Environmental and social sustainability
- High environmental rating of buildings.
- Solar passive orientation and solar power generation. Both of these keep ongoing living costs down and add to environmental sustainability.
- Water collection. This is either for watering grounds or as chemical free drinking water depending on safety of local rainwater.
- Common building for meetings and other community ventures, including localised businesses suitable for the residents of the community.
- Common vegetable gardens.
- Common orchard trees.
- Close to all essential services. Easy access to medical services is critical for some.
- Walking distance or with easy to access public transport for basic shopping. There will come a time for all of us when our old car finally dies and we cannot replace it, or when health issues mean we should not be driving. So public transport to a decent shopping centre is a critical factor in choosing a location.
- Storage space. There must be room to store items that are used seasonally or occasionally.
- Room for a carer or overnight guests. There should be private space for guests to stay overnight.
- Split system heating and cooling. This can be a cost effective option particularly if the houses are generating their own power.
- Dishwasher. This is only necessary for a small part of the demographic, but might also be a useful water conservation tool.
- Space for washing machine in bathroom or garage. There can also be a laundry area in the community building for those who want to use it, but older or disabled people cannot be expected to cart their laundry from their home to a central facility.
- Spacious “wet room” bathrooms. These need to either start as or be adaptable to age-in-place requirements.
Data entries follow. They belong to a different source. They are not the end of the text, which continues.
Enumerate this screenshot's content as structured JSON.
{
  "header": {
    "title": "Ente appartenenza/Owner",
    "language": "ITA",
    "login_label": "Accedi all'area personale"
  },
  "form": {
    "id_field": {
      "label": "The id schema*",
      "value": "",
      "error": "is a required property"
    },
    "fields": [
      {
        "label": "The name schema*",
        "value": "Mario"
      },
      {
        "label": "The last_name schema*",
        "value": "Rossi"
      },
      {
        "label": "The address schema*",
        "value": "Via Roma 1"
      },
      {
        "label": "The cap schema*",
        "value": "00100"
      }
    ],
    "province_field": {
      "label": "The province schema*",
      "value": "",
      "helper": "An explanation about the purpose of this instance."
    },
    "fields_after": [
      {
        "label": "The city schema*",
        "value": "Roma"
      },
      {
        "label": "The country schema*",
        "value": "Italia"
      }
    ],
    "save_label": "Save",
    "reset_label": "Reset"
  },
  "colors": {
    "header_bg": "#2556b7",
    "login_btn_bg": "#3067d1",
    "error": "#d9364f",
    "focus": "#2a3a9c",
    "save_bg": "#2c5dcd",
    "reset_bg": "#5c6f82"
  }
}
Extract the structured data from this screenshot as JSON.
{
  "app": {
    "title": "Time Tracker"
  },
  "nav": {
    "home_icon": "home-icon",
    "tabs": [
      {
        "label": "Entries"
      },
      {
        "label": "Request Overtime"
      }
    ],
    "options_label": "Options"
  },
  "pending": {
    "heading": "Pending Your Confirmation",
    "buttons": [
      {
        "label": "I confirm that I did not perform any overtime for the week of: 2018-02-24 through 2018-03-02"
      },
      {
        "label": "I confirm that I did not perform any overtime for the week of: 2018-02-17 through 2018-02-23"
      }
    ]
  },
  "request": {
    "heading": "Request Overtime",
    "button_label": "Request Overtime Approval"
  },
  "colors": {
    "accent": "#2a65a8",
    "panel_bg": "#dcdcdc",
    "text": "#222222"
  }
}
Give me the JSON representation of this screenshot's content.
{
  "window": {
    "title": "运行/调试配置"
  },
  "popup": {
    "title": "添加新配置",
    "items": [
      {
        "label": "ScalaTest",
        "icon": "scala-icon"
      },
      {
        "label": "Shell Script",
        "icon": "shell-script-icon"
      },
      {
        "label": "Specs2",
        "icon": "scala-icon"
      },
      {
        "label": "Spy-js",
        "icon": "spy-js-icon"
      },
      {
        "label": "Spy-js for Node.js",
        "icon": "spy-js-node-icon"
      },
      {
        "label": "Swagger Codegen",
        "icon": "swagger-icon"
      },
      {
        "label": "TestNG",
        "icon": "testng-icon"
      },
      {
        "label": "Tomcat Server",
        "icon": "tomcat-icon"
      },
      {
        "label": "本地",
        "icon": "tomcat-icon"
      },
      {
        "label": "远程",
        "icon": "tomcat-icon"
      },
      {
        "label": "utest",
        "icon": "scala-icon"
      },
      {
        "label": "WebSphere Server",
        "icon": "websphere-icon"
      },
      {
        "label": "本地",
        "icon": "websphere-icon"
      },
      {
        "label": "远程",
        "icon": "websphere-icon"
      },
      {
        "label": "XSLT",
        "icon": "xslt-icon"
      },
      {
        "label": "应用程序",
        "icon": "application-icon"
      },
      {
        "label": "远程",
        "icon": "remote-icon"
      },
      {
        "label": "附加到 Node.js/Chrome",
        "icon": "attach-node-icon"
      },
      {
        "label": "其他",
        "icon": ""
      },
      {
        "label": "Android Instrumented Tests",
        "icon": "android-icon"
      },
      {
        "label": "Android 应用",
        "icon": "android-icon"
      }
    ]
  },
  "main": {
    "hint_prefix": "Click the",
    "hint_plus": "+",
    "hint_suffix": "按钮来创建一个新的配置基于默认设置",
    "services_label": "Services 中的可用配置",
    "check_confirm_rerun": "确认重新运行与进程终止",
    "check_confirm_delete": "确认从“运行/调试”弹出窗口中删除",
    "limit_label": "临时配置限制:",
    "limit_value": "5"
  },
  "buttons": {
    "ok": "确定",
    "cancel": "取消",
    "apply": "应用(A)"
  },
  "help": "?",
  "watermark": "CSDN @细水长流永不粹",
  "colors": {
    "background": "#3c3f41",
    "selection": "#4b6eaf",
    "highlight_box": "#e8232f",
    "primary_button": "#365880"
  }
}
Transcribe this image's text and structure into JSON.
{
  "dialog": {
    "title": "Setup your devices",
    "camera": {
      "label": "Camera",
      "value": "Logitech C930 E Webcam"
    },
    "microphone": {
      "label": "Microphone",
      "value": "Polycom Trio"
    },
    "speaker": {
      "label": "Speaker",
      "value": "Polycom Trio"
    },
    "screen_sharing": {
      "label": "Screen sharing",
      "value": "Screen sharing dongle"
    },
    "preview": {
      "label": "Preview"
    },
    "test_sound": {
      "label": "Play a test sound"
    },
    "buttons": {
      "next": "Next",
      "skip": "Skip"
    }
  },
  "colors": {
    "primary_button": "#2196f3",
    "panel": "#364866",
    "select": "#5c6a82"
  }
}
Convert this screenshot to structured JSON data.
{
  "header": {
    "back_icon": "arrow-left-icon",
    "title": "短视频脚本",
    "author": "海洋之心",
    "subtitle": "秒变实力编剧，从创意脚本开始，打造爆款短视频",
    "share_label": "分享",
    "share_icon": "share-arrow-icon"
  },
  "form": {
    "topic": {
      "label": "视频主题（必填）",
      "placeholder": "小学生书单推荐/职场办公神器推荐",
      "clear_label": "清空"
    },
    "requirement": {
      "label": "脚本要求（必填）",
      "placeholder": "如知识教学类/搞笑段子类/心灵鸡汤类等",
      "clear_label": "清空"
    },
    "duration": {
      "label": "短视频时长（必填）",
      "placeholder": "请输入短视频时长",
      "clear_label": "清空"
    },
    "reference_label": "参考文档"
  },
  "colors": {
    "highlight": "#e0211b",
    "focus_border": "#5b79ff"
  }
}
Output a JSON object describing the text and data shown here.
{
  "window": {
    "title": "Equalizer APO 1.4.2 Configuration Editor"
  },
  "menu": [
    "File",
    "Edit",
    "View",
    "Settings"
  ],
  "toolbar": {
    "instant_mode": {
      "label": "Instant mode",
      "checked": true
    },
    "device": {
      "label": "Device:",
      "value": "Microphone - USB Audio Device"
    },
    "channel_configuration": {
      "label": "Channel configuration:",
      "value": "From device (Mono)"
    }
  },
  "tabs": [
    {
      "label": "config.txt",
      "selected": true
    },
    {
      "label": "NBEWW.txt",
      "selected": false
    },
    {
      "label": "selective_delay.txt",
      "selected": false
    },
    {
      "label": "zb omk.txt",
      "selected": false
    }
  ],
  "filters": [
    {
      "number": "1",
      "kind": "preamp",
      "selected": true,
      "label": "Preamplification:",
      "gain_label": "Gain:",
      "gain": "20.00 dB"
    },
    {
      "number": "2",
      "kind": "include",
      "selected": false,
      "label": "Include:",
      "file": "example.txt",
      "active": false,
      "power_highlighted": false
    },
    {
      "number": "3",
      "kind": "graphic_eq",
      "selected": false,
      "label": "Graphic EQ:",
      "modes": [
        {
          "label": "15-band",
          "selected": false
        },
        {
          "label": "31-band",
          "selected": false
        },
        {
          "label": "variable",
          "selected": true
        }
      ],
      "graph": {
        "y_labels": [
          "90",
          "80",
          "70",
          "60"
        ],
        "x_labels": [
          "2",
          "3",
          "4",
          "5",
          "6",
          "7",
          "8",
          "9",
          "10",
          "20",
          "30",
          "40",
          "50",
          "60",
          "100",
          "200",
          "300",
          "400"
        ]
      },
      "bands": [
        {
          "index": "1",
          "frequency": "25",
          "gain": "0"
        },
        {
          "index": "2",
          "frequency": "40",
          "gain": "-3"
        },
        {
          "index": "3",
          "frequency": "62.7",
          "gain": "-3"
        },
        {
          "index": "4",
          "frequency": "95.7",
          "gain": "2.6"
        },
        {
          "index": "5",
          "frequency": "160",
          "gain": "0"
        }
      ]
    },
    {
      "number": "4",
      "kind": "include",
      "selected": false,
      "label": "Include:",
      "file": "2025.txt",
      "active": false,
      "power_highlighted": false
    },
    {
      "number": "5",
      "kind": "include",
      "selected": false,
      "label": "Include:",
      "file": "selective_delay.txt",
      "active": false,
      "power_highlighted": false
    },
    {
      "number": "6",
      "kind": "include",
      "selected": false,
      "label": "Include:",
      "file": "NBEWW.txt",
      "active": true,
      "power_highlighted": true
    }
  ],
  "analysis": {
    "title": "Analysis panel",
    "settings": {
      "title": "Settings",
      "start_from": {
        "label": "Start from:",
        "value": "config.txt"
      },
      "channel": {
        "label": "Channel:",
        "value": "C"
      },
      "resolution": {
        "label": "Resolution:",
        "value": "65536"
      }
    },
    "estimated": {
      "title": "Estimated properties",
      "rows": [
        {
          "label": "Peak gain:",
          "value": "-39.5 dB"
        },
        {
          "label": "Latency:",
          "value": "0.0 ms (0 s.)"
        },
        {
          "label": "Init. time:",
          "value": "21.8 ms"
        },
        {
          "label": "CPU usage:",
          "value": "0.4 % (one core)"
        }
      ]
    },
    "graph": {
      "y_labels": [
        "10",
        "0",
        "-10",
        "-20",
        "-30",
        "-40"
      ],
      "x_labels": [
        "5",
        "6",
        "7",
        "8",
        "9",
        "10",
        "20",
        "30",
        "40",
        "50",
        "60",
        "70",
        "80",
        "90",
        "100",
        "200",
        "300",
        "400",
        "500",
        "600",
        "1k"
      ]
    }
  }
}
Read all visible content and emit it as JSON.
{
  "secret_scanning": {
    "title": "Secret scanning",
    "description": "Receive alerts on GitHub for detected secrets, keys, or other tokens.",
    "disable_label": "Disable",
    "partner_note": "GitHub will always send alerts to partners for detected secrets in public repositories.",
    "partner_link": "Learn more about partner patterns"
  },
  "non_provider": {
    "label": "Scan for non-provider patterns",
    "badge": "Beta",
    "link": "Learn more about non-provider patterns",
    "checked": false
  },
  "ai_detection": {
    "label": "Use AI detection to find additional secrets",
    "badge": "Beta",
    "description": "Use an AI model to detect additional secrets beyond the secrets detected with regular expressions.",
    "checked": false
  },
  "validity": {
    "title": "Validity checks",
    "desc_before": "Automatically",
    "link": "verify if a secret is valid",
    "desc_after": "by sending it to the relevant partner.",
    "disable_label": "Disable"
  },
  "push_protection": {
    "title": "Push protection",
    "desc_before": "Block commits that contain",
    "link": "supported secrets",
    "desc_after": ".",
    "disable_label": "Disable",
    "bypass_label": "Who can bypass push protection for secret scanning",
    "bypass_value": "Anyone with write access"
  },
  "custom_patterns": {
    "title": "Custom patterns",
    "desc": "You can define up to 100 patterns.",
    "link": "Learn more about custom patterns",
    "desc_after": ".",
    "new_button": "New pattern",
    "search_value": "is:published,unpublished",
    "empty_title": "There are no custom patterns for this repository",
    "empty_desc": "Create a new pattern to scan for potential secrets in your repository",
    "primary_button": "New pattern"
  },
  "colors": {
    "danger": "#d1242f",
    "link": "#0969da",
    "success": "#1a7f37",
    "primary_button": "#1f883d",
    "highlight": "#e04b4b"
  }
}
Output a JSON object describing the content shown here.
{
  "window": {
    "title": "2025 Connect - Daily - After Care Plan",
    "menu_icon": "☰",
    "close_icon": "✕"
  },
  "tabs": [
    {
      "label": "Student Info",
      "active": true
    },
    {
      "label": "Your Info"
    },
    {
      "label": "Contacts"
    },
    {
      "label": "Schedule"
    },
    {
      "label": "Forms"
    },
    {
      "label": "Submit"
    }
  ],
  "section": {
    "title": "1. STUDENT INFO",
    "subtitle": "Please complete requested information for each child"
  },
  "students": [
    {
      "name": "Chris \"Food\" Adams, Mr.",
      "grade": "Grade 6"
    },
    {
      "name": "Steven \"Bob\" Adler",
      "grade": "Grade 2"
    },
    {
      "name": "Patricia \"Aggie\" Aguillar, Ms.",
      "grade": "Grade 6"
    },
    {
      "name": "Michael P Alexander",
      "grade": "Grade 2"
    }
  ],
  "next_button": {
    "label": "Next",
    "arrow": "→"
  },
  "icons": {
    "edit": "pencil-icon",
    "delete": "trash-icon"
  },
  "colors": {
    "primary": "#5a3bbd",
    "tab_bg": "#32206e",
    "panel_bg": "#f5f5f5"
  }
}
The sole internal access to bathroom is never from a bedroom.
- High ceilings, good ventilation. This is particularly important with small rooms.
- Safe and private outside space. Safe and private go together. Women do not like to sit outside where they can either be watched, or forced to engage with passers by, so some kind of private outside space is required out of line of sight of any other residents. They also require private space to dry laundry. A well designed inside/outside space is ideal.
- Protection for car from weather extremes. This can be a car port, but if safety is an issue in the location, it needs to be a garage with direct access to the house. A garage can double as storage space.